Sentirse protagonista en un grupo terrorista o violento, estimulado por el riesgo y la clandestinidad y aupado por ciertos medios de comunicación, puede resultar muy atractivo cuando en la vida civil una persona se siente mediocre. Las insatisfacciones personales de toda índole encuentran fácil acomodo en los ideales patrióticos exaltados que dan cobertura al resentimiento y a la violencia».
El reciente atentado de Londres nos ha hecho recordar a los españoles otra acción terrorista: la masacre ocurrida en Madrid hace año y medio. Cuando presenciamos semejantes carnicerías humanas, lo lógico es que nos preguntemos qué es lo que hace que haya unas personas capaces de provocar tales matanzas.
Ante el horror, como seres racionales que somos, intentamos buscar respuestas que den sentido a lo que vemos. Algunos buscan explicaciones invocando la existencia de determinados conflictos, o una historia de desigualdades, humillaciones e injusticias, tesis contra la que combaten algunos intelectuales como el vasco Antonio Elorza o el italiano Giovanni Sartori. Este último sostenía recientemente que «la raíz del problema no es la desigualdad económica ni el hambre. Es el fanatismo religioso, el fundamentalismo, la exacerbación».

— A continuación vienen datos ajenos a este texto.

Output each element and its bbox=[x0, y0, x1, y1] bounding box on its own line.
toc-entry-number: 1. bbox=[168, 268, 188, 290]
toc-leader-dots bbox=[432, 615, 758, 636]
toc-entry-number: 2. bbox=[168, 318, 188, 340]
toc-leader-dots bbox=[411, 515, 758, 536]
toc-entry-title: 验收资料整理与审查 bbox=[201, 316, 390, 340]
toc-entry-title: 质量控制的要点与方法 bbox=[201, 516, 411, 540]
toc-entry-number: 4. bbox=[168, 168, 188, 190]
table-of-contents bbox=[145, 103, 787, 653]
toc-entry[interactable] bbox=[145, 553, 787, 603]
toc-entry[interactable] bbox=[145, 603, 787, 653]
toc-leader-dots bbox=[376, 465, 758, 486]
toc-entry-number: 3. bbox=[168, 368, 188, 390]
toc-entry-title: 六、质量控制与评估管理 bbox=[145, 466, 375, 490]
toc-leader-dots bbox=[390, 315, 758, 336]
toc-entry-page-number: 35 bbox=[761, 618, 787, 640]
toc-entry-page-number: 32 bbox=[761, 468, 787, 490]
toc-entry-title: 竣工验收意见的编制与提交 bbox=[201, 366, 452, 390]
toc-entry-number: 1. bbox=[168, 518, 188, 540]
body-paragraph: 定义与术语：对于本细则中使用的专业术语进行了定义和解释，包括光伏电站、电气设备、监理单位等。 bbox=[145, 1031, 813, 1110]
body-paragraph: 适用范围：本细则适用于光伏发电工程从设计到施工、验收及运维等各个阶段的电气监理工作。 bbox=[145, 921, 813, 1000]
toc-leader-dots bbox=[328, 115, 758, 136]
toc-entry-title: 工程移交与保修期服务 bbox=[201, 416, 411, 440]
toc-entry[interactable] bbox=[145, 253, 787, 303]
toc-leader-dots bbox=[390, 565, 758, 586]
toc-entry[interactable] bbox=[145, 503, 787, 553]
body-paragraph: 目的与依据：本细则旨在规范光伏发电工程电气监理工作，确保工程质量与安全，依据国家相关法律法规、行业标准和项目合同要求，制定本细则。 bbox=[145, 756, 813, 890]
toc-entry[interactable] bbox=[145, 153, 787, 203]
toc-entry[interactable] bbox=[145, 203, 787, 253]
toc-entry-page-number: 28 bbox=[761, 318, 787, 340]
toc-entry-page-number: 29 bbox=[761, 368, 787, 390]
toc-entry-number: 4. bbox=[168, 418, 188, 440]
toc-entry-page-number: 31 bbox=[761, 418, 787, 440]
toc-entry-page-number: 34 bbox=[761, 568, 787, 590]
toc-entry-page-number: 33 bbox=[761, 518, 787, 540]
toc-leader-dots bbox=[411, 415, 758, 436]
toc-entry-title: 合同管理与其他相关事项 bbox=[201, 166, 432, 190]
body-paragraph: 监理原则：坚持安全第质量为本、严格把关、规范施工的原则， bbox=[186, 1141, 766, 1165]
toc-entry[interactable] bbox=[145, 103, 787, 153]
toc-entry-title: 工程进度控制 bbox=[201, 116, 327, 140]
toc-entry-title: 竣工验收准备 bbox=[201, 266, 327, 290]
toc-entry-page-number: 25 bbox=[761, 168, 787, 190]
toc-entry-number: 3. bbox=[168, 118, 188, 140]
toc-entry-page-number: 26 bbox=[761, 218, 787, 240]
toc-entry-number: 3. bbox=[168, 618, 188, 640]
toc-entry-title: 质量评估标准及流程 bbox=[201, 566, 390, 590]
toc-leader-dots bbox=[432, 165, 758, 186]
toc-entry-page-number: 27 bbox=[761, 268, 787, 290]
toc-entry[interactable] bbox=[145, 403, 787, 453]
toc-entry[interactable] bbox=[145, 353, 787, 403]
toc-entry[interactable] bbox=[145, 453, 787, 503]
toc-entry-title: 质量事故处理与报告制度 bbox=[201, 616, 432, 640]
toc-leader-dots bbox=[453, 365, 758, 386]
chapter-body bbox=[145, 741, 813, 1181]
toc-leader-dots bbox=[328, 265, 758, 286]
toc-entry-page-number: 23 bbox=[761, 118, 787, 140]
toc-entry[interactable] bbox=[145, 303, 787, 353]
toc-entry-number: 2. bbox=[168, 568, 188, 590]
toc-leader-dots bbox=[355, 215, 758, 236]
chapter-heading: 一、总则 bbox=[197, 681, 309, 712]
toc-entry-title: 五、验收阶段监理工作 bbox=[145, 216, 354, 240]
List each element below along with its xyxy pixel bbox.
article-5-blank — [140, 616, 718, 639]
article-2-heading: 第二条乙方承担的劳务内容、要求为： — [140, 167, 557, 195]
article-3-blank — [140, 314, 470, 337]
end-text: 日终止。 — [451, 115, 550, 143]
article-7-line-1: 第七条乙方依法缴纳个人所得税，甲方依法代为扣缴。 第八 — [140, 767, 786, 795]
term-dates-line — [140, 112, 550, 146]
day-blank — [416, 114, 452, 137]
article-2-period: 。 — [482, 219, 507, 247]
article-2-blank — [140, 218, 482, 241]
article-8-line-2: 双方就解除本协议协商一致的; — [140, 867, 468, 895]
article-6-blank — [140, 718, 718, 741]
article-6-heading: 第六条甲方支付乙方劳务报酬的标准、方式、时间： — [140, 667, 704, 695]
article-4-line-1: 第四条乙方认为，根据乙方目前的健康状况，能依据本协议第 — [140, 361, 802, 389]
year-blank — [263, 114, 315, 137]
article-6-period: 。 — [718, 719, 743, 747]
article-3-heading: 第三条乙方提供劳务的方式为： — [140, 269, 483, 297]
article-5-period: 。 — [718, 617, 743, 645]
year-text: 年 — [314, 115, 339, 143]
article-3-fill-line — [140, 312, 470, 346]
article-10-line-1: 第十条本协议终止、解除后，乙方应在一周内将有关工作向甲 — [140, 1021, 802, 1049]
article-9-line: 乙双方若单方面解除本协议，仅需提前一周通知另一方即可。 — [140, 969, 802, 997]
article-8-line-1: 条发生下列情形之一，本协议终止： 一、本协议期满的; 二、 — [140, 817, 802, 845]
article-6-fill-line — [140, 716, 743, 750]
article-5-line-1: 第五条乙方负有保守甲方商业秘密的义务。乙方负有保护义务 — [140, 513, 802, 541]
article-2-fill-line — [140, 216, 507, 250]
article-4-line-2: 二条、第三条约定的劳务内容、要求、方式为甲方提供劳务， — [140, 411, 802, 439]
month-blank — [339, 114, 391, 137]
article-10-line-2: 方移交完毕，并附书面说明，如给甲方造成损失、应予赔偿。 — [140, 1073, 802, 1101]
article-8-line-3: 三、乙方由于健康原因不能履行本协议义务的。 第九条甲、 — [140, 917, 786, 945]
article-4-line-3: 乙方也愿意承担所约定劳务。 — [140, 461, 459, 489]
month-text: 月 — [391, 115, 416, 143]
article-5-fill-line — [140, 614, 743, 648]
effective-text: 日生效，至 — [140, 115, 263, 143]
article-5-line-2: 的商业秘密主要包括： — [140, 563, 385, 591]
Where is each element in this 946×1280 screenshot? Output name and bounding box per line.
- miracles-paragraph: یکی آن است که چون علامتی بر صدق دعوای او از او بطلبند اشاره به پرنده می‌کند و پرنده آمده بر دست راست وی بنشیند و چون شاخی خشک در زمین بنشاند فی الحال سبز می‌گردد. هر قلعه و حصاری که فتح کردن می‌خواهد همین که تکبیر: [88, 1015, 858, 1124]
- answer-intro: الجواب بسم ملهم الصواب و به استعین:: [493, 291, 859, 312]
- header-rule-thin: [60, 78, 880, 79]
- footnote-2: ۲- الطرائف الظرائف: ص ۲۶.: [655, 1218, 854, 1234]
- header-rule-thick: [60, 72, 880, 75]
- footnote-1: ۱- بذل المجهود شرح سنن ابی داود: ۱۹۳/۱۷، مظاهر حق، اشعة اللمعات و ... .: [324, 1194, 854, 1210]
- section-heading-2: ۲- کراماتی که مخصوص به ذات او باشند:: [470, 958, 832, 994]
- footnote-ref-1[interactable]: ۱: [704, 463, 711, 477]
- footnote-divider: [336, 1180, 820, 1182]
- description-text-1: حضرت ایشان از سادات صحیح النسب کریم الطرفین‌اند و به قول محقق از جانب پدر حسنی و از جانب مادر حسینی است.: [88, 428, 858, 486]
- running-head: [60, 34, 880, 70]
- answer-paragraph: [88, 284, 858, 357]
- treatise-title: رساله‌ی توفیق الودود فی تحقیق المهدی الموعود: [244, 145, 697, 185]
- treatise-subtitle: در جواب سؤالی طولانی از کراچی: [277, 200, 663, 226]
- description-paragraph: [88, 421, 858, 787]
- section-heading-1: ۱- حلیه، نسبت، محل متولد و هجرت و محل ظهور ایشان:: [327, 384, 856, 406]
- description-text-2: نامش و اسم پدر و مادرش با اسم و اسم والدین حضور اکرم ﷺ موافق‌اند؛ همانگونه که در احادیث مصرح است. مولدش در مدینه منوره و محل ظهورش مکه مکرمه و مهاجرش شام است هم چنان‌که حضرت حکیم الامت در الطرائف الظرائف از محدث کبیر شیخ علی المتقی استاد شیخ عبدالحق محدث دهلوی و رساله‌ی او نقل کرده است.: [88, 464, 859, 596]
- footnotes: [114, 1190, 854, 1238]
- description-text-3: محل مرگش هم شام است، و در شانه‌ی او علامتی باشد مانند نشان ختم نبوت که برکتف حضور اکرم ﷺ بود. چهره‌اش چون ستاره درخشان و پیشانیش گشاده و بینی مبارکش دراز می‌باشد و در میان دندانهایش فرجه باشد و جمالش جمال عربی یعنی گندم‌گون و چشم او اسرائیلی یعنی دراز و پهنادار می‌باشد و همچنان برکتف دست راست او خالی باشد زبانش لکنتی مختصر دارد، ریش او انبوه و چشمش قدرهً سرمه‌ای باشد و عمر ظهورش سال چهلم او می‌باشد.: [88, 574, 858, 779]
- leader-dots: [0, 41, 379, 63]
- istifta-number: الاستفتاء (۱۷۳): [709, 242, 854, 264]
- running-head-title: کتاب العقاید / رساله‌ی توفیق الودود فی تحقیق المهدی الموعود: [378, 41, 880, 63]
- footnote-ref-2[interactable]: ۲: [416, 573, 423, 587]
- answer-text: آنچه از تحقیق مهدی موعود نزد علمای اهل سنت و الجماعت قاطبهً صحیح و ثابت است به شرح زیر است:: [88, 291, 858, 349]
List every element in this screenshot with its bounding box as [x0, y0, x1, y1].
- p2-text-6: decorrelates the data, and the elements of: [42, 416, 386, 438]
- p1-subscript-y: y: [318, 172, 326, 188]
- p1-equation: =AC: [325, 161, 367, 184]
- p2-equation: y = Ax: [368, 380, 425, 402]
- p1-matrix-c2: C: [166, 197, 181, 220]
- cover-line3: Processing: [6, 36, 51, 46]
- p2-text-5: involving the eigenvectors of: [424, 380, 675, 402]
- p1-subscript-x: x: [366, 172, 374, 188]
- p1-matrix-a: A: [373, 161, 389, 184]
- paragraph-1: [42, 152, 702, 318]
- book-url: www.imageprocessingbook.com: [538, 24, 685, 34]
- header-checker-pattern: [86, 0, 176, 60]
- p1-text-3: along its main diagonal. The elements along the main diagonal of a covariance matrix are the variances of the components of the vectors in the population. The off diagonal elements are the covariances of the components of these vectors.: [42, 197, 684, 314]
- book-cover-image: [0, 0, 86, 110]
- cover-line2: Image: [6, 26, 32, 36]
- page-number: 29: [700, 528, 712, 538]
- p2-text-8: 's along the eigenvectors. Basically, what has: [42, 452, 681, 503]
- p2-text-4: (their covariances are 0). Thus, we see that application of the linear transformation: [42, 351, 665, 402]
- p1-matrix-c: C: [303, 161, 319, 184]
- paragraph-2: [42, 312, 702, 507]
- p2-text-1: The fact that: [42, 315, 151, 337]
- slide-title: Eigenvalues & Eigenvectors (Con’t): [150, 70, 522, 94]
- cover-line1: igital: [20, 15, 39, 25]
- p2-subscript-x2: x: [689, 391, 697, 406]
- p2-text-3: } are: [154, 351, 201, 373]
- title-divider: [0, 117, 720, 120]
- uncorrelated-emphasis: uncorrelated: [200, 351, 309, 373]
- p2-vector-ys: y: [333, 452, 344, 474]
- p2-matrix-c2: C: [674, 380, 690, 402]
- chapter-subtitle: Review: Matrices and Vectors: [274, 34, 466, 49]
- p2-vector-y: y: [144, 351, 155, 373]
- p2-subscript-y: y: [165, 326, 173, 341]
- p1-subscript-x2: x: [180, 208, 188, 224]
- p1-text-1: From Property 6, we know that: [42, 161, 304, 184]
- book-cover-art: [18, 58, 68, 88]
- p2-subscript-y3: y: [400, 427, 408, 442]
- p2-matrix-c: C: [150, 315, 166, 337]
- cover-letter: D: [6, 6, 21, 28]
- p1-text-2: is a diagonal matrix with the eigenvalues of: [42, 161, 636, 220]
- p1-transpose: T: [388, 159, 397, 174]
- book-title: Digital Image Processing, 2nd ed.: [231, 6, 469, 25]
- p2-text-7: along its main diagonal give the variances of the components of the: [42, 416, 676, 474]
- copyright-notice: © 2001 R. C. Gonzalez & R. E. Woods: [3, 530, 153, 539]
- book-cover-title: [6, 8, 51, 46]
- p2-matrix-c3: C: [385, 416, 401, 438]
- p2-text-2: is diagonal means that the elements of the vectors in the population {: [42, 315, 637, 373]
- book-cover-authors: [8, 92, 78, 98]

Con la misma explicación -la del fanatismo, aunque no sea religioso- nos encontramos cuando tenemos que buscar respuestas a otro terrorismo mucho más cercano, el de ETA que desde hace 46 años azota a España y que ha provocado cerca de novecientos muertos, miles de heridos, daños económicos cuantiosos y que ha puesto la convivencia civil en el País Vasco al borde de la quiebra.
A menudo hemos buscado para el terrorismo de ETA razones históricas, ideológicas, políticas y hasta sociológicas. Hemos hablado de la opresión del franquismo, de la ideología sabiniana, de las influencias de los movimientos de liberación o del conflicto de cohabitación entre el País Vasco y el resto de España tratando de encontrar respuestas. Hemos buscado muchas explicaciones, pero hay una que casi siempre hemos dejado de lado y es la existencia de un brote de fanatismo e intolerancia en un sector de la población.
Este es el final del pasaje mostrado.